All processes can talk to the metadata service service and access temporary credentials with any out of the box operating system.
It's more common for SaaS companies to make HTTP requests for their customers than it is to run arbitrary code for their customers. Stripe, Segment, Github, Slack, and just about every major SaaS company offers some form of Webhook product. Service providers will make HTTP requests on a customer's behalf to a URL the customer specifies. Preventing DNS rebinding and validating these URLs is not easy at all.
It is a dangerous assumption to offer only an HTTP based metadata service because the world has shifted where most services are communicating via HTTP. My rule of thumb is that anywhere a hostname or IP address is accepted as user-input there is a 50% chance that SSRF is possible, and an attacker could potentially make requests to the metadata service.
In my opinion, it's clear that AWS' product offering is not complete since this is a major and recurring problem amongst their biggest customers. AWS should do something about this because IAM is the root of all security within AWS.
AWS could enforce a specific header is required in order to communicate with the metadata service. Google Cloud Platform offers this as a feature of their IAM Roles.
curl "http://metadata.google..." -H "Metadata-Flavor: Google"
This is a mitigation in cases where an attacker does not control the entire HTTP request that is being crafted as part of the SSRF attack. It won't fix all SSRF attacks but it is an improvement an provides protections for simple webhooks implementations where customers can provide only a URL that receives requests.

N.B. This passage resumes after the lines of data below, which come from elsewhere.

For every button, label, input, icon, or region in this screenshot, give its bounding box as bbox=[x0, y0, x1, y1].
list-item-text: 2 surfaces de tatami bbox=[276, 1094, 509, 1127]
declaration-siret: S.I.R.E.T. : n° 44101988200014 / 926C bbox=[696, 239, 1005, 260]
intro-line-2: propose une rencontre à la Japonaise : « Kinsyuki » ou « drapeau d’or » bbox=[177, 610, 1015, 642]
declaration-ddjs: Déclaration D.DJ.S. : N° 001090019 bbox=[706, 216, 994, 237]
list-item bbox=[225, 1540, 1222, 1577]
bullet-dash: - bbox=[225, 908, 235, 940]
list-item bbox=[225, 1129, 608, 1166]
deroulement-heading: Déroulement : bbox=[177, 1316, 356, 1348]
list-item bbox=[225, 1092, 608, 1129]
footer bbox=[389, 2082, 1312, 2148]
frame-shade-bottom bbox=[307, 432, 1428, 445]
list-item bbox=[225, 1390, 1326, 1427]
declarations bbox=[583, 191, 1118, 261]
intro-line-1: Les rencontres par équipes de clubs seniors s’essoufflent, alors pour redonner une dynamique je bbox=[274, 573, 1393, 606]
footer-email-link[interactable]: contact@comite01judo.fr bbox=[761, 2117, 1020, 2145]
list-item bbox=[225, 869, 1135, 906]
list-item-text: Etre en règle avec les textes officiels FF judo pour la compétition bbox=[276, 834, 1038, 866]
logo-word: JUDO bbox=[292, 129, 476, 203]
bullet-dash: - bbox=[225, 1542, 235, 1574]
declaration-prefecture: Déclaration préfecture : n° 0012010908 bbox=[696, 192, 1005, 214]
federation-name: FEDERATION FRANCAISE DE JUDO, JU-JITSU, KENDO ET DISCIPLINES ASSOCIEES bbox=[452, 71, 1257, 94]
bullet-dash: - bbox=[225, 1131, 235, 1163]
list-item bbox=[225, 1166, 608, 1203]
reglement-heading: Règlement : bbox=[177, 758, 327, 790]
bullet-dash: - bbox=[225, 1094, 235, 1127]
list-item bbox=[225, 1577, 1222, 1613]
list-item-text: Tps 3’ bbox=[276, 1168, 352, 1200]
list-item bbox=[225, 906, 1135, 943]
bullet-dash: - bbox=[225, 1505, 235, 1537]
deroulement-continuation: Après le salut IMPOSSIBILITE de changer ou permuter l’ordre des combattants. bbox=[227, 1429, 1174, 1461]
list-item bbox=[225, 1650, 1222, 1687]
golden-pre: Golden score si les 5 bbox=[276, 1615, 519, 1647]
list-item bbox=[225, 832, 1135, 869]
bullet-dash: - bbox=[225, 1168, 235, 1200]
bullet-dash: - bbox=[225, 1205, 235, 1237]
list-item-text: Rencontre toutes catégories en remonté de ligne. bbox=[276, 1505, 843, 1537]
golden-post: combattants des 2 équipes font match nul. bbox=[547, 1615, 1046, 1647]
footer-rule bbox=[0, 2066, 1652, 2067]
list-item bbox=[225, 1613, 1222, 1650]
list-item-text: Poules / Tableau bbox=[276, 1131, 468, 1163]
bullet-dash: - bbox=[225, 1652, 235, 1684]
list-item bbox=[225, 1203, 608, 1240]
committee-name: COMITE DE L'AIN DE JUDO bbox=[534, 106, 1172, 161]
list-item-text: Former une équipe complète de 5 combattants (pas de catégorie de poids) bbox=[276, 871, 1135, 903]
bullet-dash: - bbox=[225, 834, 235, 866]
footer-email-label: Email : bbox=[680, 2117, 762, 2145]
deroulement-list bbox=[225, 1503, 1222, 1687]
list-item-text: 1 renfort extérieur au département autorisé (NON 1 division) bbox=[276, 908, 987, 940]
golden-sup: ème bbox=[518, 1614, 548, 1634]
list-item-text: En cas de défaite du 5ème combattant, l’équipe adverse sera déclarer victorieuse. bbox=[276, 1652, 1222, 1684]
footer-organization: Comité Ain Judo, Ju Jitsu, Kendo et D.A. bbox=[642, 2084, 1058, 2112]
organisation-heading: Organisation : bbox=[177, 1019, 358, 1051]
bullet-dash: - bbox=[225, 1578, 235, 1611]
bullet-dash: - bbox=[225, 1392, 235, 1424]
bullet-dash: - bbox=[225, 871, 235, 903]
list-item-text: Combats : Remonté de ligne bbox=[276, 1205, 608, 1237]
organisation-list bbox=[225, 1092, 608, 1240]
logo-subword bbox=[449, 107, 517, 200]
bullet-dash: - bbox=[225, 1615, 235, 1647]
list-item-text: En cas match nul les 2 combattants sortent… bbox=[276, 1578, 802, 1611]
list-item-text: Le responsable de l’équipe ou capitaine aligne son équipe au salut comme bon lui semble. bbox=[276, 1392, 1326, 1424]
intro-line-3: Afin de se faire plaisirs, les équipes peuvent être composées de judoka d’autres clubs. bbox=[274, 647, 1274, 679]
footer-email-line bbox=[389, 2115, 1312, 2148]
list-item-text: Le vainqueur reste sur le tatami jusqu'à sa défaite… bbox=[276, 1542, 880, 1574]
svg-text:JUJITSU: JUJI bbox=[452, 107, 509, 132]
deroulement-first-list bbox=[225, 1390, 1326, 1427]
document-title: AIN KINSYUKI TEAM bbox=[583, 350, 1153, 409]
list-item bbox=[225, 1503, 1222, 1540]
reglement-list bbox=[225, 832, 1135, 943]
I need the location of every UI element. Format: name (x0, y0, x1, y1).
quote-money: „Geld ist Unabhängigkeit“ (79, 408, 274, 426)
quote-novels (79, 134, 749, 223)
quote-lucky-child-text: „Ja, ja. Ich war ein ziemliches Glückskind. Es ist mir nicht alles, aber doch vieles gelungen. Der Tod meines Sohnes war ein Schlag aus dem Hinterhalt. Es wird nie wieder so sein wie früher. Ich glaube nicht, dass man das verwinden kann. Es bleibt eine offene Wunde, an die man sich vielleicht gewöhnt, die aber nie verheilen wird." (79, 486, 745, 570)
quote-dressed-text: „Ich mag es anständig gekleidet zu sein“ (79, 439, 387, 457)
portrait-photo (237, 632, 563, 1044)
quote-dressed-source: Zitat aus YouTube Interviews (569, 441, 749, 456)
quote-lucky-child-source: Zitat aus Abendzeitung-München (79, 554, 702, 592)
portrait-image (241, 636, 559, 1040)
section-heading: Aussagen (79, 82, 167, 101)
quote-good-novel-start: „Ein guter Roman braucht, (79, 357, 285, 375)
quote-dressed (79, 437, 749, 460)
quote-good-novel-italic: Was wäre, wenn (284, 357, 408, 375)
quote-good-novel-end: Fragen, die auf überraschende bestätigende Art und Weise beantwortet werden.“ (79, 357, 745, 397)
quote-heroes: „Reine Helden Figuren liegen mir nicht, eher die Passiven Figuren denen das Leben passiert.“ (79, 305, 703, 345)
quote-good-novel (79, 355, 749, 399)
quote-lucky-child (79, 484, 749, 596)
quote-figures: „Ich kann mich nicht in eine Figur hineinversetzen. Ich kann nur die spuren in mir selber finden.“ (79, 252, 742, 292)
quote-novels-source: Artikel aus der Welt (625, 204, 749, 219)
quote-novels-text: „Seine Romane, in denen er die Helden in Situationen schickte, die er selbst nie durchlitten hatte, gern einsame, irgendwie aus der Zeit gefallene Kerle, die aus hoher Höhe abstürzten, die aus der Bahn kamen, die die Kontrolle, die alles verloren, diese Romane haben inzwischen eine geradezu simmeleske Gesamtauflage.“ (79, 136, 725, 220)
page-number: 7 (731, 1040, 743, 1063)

Temporary credentials could require a second factor of authentication. It might seem like this defeats the purpose of being able to pull credentials out of thin-air, but if IAM Roles required a second cryptographically difficult to guess string then it allows for two things:
First, attackers who can access the metadata service but can't read the second factor from disk or source code are not able to use the credentials they retrieve from a successful SSRF attack.
Second, employees who are handling this second factor string do not need to take too many precautions to protect it. They can treat it like a secret, but by itself it is not sensitive so fewer precautions would need to be taken when handling the second factor.
AWS could offer this simply making use of the External ID used to mitigate against the confused deputy problem.
{
"Version": "2012-10-17",
"Statement": {
"Effect": "Allow",
"Principal": {"AWS": "Example Corp's AWS Account ID"},
"Action": "sts:AssumeRole",
"Condition": {"StringEquals": {"sts:ExternalId": "d35813840e191d93812071cf3cbce3f8"}}
}
}
Here is an example of an IAM role's trust policy with a securely set ExternalID. If AWS required an external ID to be submitted with temporary credentials instead of during an assume-role API call then the credentials from a successful SSRF attack would be useless.
Today, many people are surprised to learn that temporary credentials can be used from other AWS customer's Virtual Private Cloud, and even from your home laptop. Being able to require that temporary IAM credentials are being used from within the correct VPC would require a full remote code execution attack where an attacker can run code within the victim's infrastructure.
Determining when a credential has been compromised and is being used in the wrong VPC would require a lot of work from AWS. However, this is something that power users of AWS have started to figure out how to detect, and the folks at Netflix have published some amazing research on the topic.